На столе я нашел оставленную ими снедь — хлеб, сыр, картошку, свежие овощи и яблоки. Голодный, я готов был схватить ломоть, когда внезапное подозрение заставило меня похолодеть, и я кинулся в свое укрытие: мне пришло в голову, что лесники выманивали меня из леса, чтобы превратить в более удобную мишень.
Наверное, битый час я прятался в кустах, умирая от голода, но боясь приблизиться к столу. Одной лишь угрозой им удалось превратить меня в животное. Нет, я бы не стал говорить, что испугался их ружей или их собак, но я понимал, что не могу рисковать и быть раненым, ибо это отнимет последний шанс бежать отсюда, и это чувство взяло верх над остальными. Результат был один и тот же. Назови это трусостью или излишней предосторожностью, но я лежал и с терпеливостью, свойственной животному, ждал до тех пор, пока абсолютно не убедился в том, что путь был свободен. Тогда я сбежал вниз, быстро напился и схватил то, что мог унести.
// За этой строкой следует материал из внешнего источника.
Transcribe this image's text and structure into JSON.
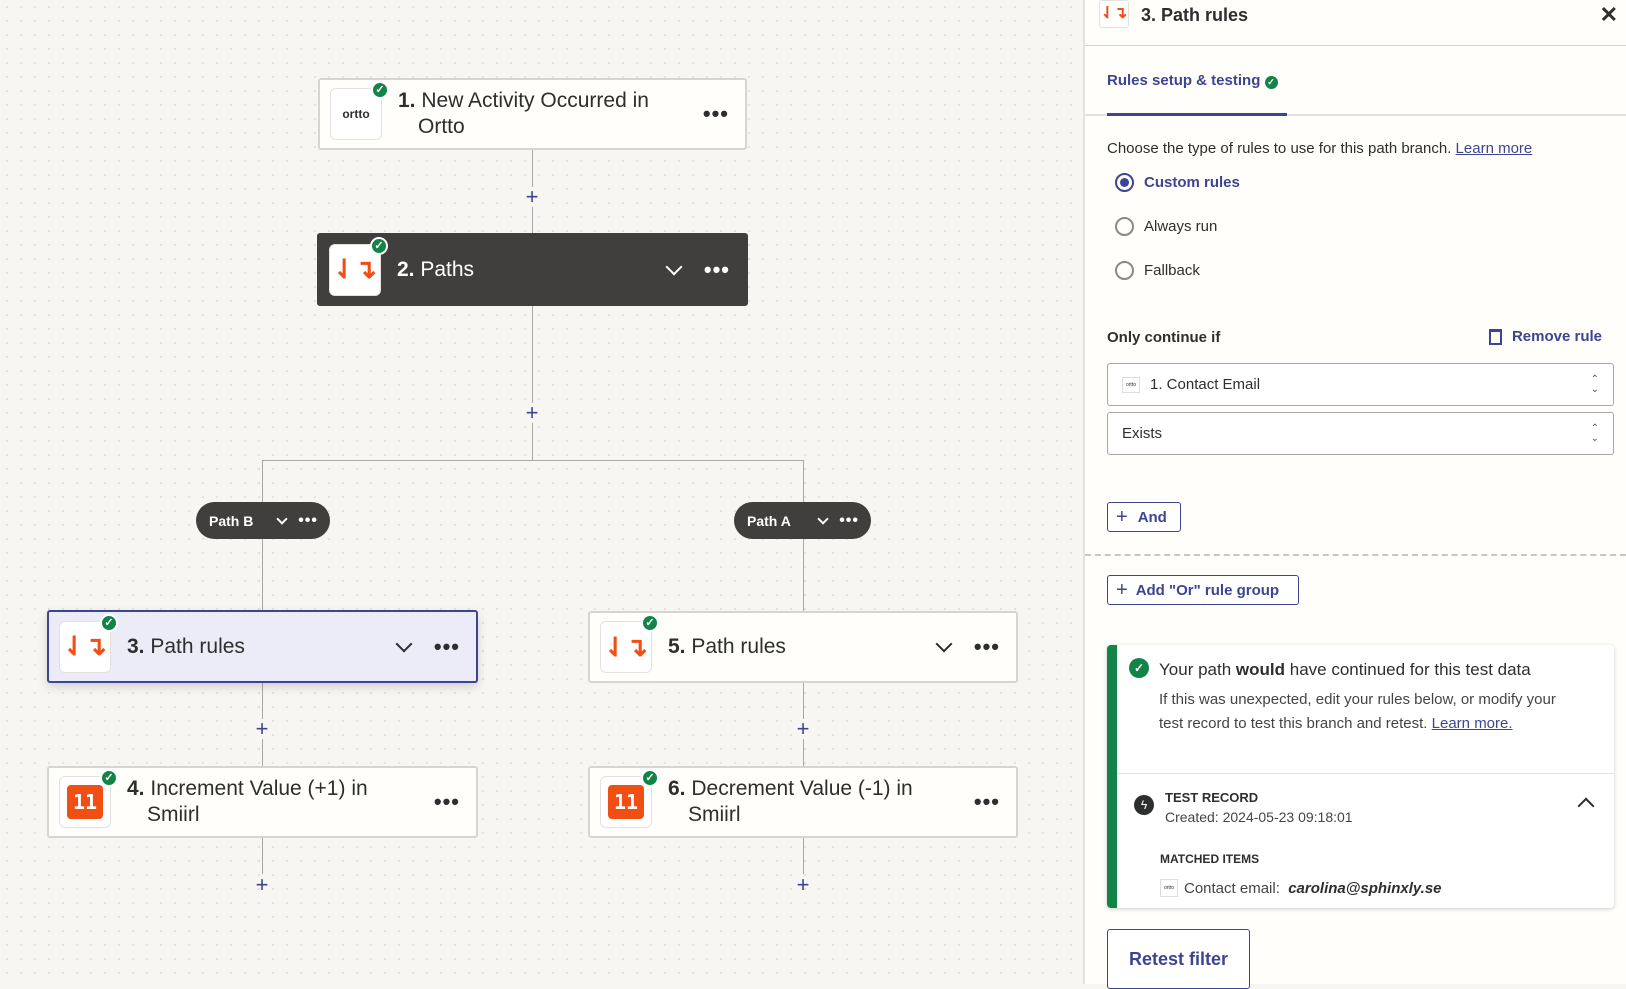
{
  "canvas": {
    "nodes": [
      {
        "number": "1.",
        "title": "New Activity Occurred in",
        "title2": "Ortto",
        "app": "ortto"
      },
      {
        "number": "2.",
        "title": "Paths",
        "app": "paths"
      },
      {
        "number": "3.",
        "title": "Path rules",
        "app": "paths"
      },
      {
        "number": "4.",
        "title": "Increment Value (+1) in",
        "title2": "Smiirl",
        "app": "smiirl"
      },
      {
        "number": "5.",
        "title": "Path rules",
        "app": "paths"
      },
      {
        "number": "6.",
        "title": "Decrement Value (-1) in",
        "title2": "Smiirl",
        "app": "smiirl"
      }
    ],
    "paths": [
      {
        "label": "Path B"
      },
      {
        "label": "Path A"
      }
    ],
    "ortto_logo": "ortto",
    "smiirl_logo": "11",
    "plus": "+",
    "more": "•••"
  },
  "panel": {
    "title": "3. Path rules",
    "close": "✕",
    "tab": "Rules setup & testing",
    "description": "Choose the type of rules to use for this path branch.",
    "learn_more": "Learn more",
    "radios": [
      {
        "label": "Custom rules",
        "selected": true
      },
      {
        "label": "Always run",
        "selected": false
      },
      {
        "label": "Fallback",
        "selected": false
      }
    ],
    "only_continue_if": "Only continue if",
    "remove_rule": "Remove rule",
    "field_select": "1. Contact Email",
    "condition_select": "Exists",
    "and_button": "And",
    "or_button": "Add \"Or\" rule group",
    "result": {
      "heading_pre": "Your path",
      "heading_bold": "would",
      "heading_post": "have continued for this test data",
      "body": "If this was unexpected, edit your rules below, or modify your test record to test this branch and retest.",
      "learn_more": "Learn more.",
      "test_record_label": "TEST RECORD",
      "created": "Created: 2024-05-23 09:18:01",
      "matched_items_label": "MATCHED ITEMS",
      "matched_key": "Contact email:",
      "matched_value": "carolina@sphinxly.se"
    },
    "retest_button": "Retest filter"
  },
  "colors": {
    "accent": "#3d4592",
    "success": "#138448",
    "brand_orange": "#f04e12",
    "dark_node": "#403f3e"
  }
}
Я не вернулся в свою хижину, а устроился на открытом заросшем травой пространстве, где мог оглядываться по сторонам, пока ел.
В этом и заключалась горечь моей «свободы»: зная, что меня выпустили для какой-то жестокой графской забавы, я не имел представления, какую форму она примет, какой злобной выходки мне опасаться. Лес был прекраснее рая, но меня не радовал; все мои чувства были в постоянном ожидании опасности, которая подкрадывалась ко мне.
И тем не менее у меня была цель. Я льстил себе тем, что был сделан из другого теста, нежели французский писатель с больными нервами. Не берусь утверждать, что мне нравится, когда в меня стреляют, но я побывал в нескольких переделках, и мимо моих ушей свистела не только дробь, но и кое-что покрупнее. Итак, поев и чувствуя себя намного лучше, я в первый раз отправился на разведку.